Parameters

Spider arguments have some limitations:

  • There is no standard way for spiders to indicate which parameters they expect or support.

  • Since arguments can come from the command line, and those are always strings, you have to write code to convert arguments to a different type when needed.

  • If you want argument validation, such as making sure that arguments are of the right type, or that required arguments are present, you must implement validation yourself.

scrapy-spider-metadata allows overcoming those limitations.

Defining supported parameters

To define spider parameters, define a subclass of pydantic.BaseModel, and then make your spider also inherit from Args with your parameter specification class as its parameter:

from pydantic import BaseModel
from scrapy import Request, Spider
from scrapy_spider_metadata import Args

class MyParams(BaseModel):
    pages: int

class MySpider(Args[MyParams], Spider):
    name = "my_spider"

    def start_requests(self):
        for index in range(1, self.args.pages + 1):
            yield Request(f"https://books.toscrape.com/catalogue/page-{index}.html")

To learn how to define parameters in your pydantic.BaseModel subclass, see the Pydantic usage documentation.

Defined parameters make your spider:

  • Halt with an exception if there are missing arguments or any provided argument does not match the defined parameter validation rules.

    Note

    By default extra arguments are silently ignored, but you can change that.

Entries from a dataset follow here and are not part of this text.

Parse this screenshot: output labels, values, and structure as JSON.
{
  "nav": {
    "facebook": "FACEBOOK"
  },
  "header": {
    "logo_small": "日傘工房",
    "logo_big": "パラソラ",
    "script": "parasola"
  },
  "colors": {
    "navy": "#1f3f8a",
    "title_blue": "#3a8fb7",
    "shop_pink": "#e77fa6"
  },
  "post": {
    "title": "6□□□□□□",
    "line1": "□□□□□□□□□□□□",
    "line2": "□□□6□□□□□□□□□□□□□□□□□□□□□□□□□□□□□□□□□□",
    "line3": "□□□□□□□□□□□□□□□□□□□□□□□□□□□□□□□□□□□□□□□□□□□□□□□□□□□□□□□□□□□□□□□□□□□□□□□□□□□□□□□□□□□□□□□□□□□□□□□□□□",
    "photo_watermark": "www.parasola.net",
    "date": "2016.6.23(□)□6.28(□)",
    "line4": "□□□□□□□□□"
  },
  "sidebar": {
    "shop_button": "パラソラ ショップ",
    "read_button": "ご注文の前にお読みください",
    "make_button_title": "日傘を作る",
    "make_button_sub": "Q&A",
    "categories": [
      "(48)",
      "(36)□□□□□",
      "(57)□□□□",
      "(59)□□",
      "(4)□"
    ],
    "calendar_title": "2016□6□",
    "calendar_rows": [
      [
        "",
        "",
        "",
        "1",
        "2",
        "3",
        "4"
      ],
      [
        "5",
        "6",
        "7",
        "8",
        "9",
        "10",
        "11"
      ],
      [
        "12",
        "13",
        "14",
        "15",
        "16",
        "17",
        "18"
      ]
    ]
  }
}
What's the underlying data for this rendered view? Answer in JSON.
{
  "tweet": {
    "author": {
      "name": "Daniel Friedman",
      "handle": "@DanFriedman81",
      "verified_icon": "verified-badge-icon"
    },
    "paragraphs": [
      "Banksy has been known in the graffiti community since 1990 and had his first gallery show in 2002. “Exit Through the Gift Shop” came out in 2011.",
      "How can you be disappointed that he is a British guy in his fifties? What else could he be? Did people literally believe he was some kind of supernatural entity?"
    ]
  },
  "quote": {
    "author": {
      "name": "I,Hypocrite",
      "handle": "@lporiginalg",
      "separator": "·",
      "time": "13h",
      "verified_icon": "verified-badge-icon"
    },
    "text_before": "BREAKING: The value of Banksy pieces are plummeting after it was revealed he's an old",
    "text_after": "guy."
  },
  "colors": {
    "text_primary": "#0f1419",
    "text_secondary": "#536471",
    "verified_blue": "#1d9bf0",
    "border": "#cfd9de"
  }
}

  • Expose an instance of your parameter specification class, that contains the parsed version of your spider arguments, e.g. converted to their expected type.

For example, if you run the spider in the example above with the pages parameter set to the string "42", self.args.pages is the int value 42 (self.pages remains "42").

Also, if you do not pass a value for pages at all, the spider will not start, because pages is a required parameter. All parameters without a default value are considered required parameters.

Getting the parameter specification as JSON Schema

Given a spider class with defined parameters, you can get a JSON Schema representation of the parameter specification of that spider using the get_param_schema() class function:

>>> MySpider.get_param_schema()
{'properties': {'pages': {'title': 'Pages', 'type': 'integer'}}, 'required': ['pages'], 'title': 'MyParams', 'type': 'object'}

scrapy-spider-metadata uses Pydantic to generate the JSON Schema, so your version of pydantic can affect the resulting output.

Parameters API

class scrapy_spider_metadata.Args(*args, **kwargs)[source]

Validates and type-converts spider arguments into the args instance attribute according to the spider parameter specification.

classmethod get_param_schema(normalize: bool = False) Dict[Any, Any][source]

Return a dict with the parameter definition as JSON Schema.

If normalize is True, the returned schema will be the same regardless of whether you are using Pydantic 1.x or Pydantic 2.x. The normalized schema may not match the output of any Pydantic version, but it will be functionally equivalent where possible.